Brave Community. The Digger Movement in the English Revolution. By John Gurney. Manchester University Press £55.
Gerrard Winstanley has a prominent place in the socialist tradition. In advocating, in 1648-1652 in the course of the English bourgeois revolution, a new social order where there would “be no buying and selling, no fairs nor markets, but the whole Earth shall be a common treasury for every man, for the Earth is the Lords’”, he was clearly just as much a forerunner of modern socialism as was Thomas More and his Utopia of 1516. In fact, he went one better than More and tried to put his theories into practice when on 1 April 1649 he and others started tilling and planting crops on (St) George’s Hill, near Walton-on-Thames in Surrey, on a communistic basis as a first step towards spreading such moneyless communities throughout England.
Gurney’s book is a detailed examination of the social, economic and political situation in the area that led to this as well as of the other individuals apart from Winstanley who were involved. The driving force of the English Revolution has been analysed as the “middling sort”, i.e. those who were neither big landowners nor landless labourers. In the countryside these were mainly tenant farmers; they had their conflicts with the lords of the manor which radicalised some of them in and around Cobham in Surrey. But it wasn’t them who became the Diggers, even if Winstanley himself was a “middling sort”.
The year 1649, as the year in which the King had been executed, was a year when to many people anything seemed possible. The previous year had seen a bad harvest and many poor people were in desperate straits. It was to them that Winstanley – whose clothing business in London had failed – preached (and this is the right word, as his motivation was both religious and practical) that God had given the Earth to everyone to be used as a common storehouse from which to feed and clothe themselves and that they should use it to produce what they needed without working for wages and without any buying and selling.
According to Gurney, Winstanley wavered between seeing this as the result of the Second Coming (in people’s hearts) that would restore the original situation of no ownership and seeing it as a practical solution of the landless poor in post-civil-war England.

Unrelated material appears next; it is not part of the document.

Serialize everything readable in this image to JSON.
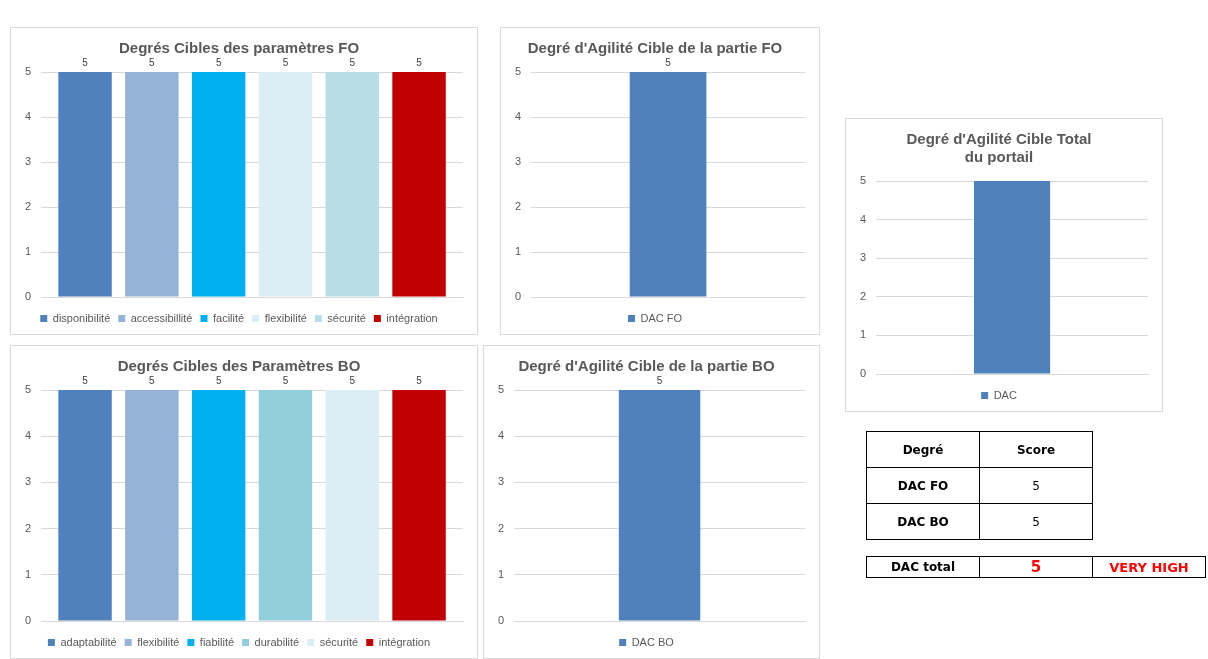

The occupation of George’s Hill did not last long, only a few months till August, when local opposition from tenant farmers who wanted the land for grazing forced the Diggers to move to another site at Cobham. This lasted a little longer, but it too was over by April 1650 as a result of both legal and direct action initiated by two local landlords.
This prompted Winstanley to publish his Law of Freedom in a Platform which is a classic of socialist literature. According to Gurney, Winstanley stayed on in Cobham for the next twenty or so years as a respectable member of the local community, but by 1675 had moved back to London, apparently relatively well off and a Quaker sympathiser. He died in 1676.